Athique distinguishes Bollywood as part of the broad globalization of Indian media, suggesting that integration of Bollywood into the global economic circuits of production and tourism creates interdependencies that enhance India’s power and leverage.¹³ Kaur and Sinha outline Bollywood’s market-driven need to rebrand itself for international audiences, where cultural specificity is married with cosmopolitan accessibility.¹⁴ This serves to strengthen representation of India as both modern and traditional.
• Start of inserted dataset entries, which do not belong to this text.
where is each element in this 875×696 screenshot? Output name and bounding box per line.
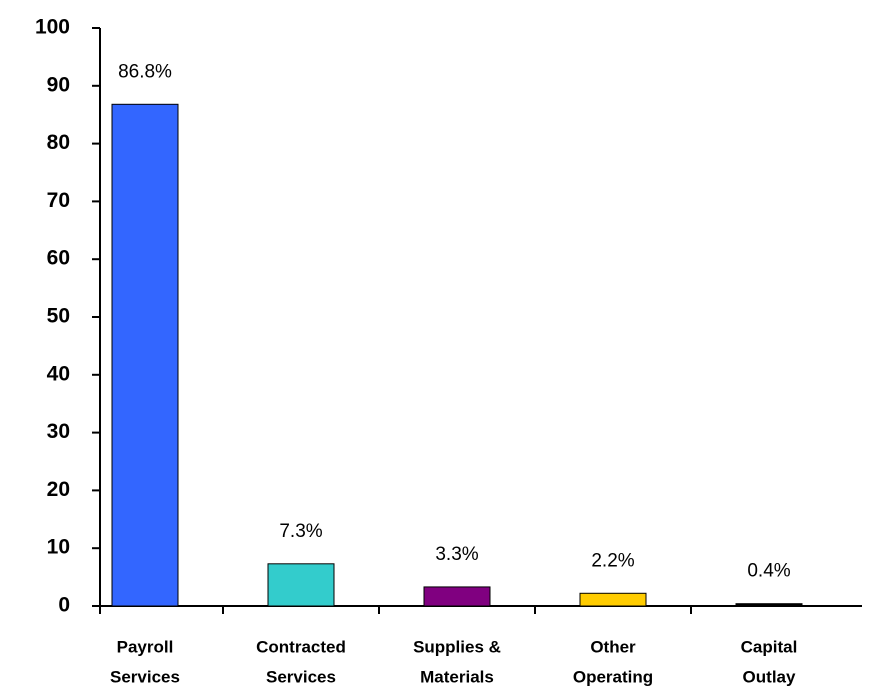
y-tick-label: 50 [47,305,70,328]
x-tick-label: Operating [573,667,653,686]
x-tick-label: Services [266,667,336,686]
bar [111,103,179,607]
x-tick-label: Contracted [256,637,346,656]
y-tick-label: 0 [58,594,70,617]
x-tick-label: Supplies & [413,637,501,656]
y-tick-label: 10 [47,536,70,559]
bar [267,563,335,607]
y-tick-label: 100 [35,16,70,39]
value-label: 86.8% [118,61,172,82]
y-tick-label: 20 [47,478,70,501]
y-tick-label: 40 [47,362,70,385]
x-tick-label: Materials [420,667,494,686]
y-tick-label: 60 [47,247,70,270]
y-tick-label: 80 [47,131,70,154]
x-tick-label: Outlay [743,667,796,686]
bar [735,603,803,607]
x-tick-label: Services [110,667,180,686]
x-tick-label: Payroll [117,637,174,656]
y-tick-label: 90 [47,73,70,96]
x-tick-label: Capital [741,637,798,656]
value-label: 7.3% [279,521,322,542]
y-tick-label: 70 [47,189,70,212]
value-label: 3.3% [435,544,478,565]
value-label: 2.2% [591,550,634,571]
value-label: 0.4% [747,561,790,582]
x-tick-label: Other [590,637,636,656]
bar [423,586,491,607]
y-tick-label: 30 [47,420,70,443]
bar [579,592,647,607]
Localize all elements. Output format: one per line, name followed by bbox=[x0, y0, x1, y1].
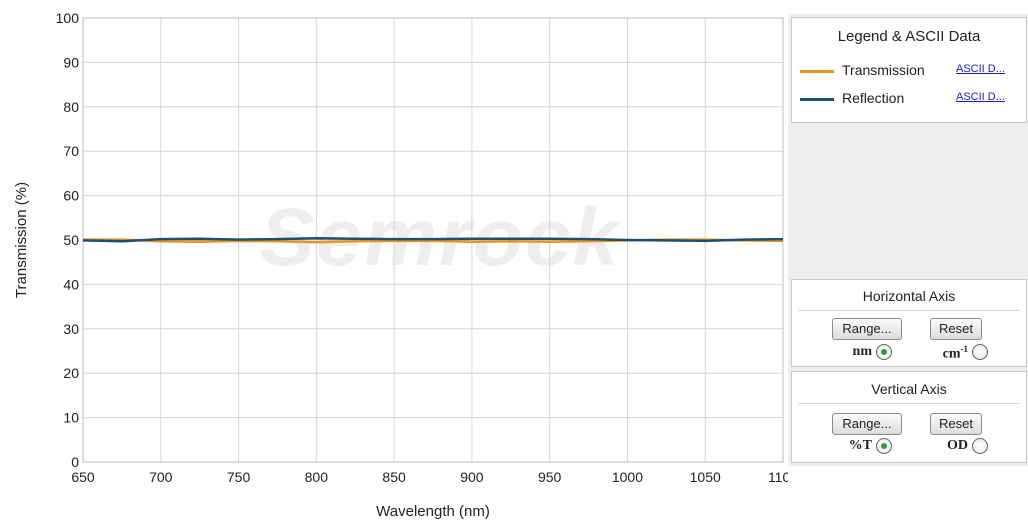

Rajadhyaksha’s Bollywoodization was about defining the function of Bollywood as both a cultural product commodity and a symbol of the nation, recognizing that Bollywood is used not just in commerce and tourism, but as brand India and marketed as such.¹⁵

For political economy, Bollywood acts as informal diplomacy, helping to promote tourism, encourage foreign investment and integrate Indian cultural products into international markets. These economic flows leverage India’s geopolitical position by intertwining culture with commerce in a way that can influence without employing state action.

Conceptual Synthesis: Cinema as a Geopolitical Instrument

Based on this review of the literature, I propose a framework that encompasses the multiple, and at times contradictory, geopolitical roles of Bollywood across three dimensions:

1. Constructivist identity-making: Film serves as a tool of modern-day nation-building, shaping domestic and regional understandings and imaginaries of India.

2. Soft power projection: Bollywood’s media exports produce a desire for India, a cultural affinity to be Indian, and a sense of knowing what it means to be Indian.

3. Political-economic leverage: Bollywood’s transnational production networks affect material interdependencies that reinforce India’s geopolitical position.

Bollywood’s role in producing and reproducing geopolitical orders across South Asia has multi-layered dimensions, and is not an isolated phenomenon. Nationalist narratives in Bollywood films amplify cultural appeal, but cultural appeal also expands territorial markets. Economic independence, in particular the capacity to penetrate joint production markets, increases India’s geopolitical power in the international order. While Bollywood does not yield a passive reflection of politics, it has multilayered dimensions as an active producing and reproducing manifestation of South Asia’s geopolitics.

Whilst Bollywood has always been a recognized embodiment of a lively cultural industry, the deeper significance it brings is as a geopolitical arena. At the national level, Bollywood writes India into being and binds contested sovereignty into something that is emotionally powerful. At the regional level, Bollywood tells the story of India’s cultural influence in both unifying and subordinating ways. Economically, Bollywood embeds India in global cultural markets that magnify India’s standing and structural power. By placing Bollywood as a point of intersection between constructivism, soft power, and political economy, this review reappraises cinema as a vital agent in IR, while also helping to shine a light on India’s regional strategy and extend the conceptual boundaries of IR itself, and encourages scholars to take the role of popular culture in constructivist nation-building in world politics seriously.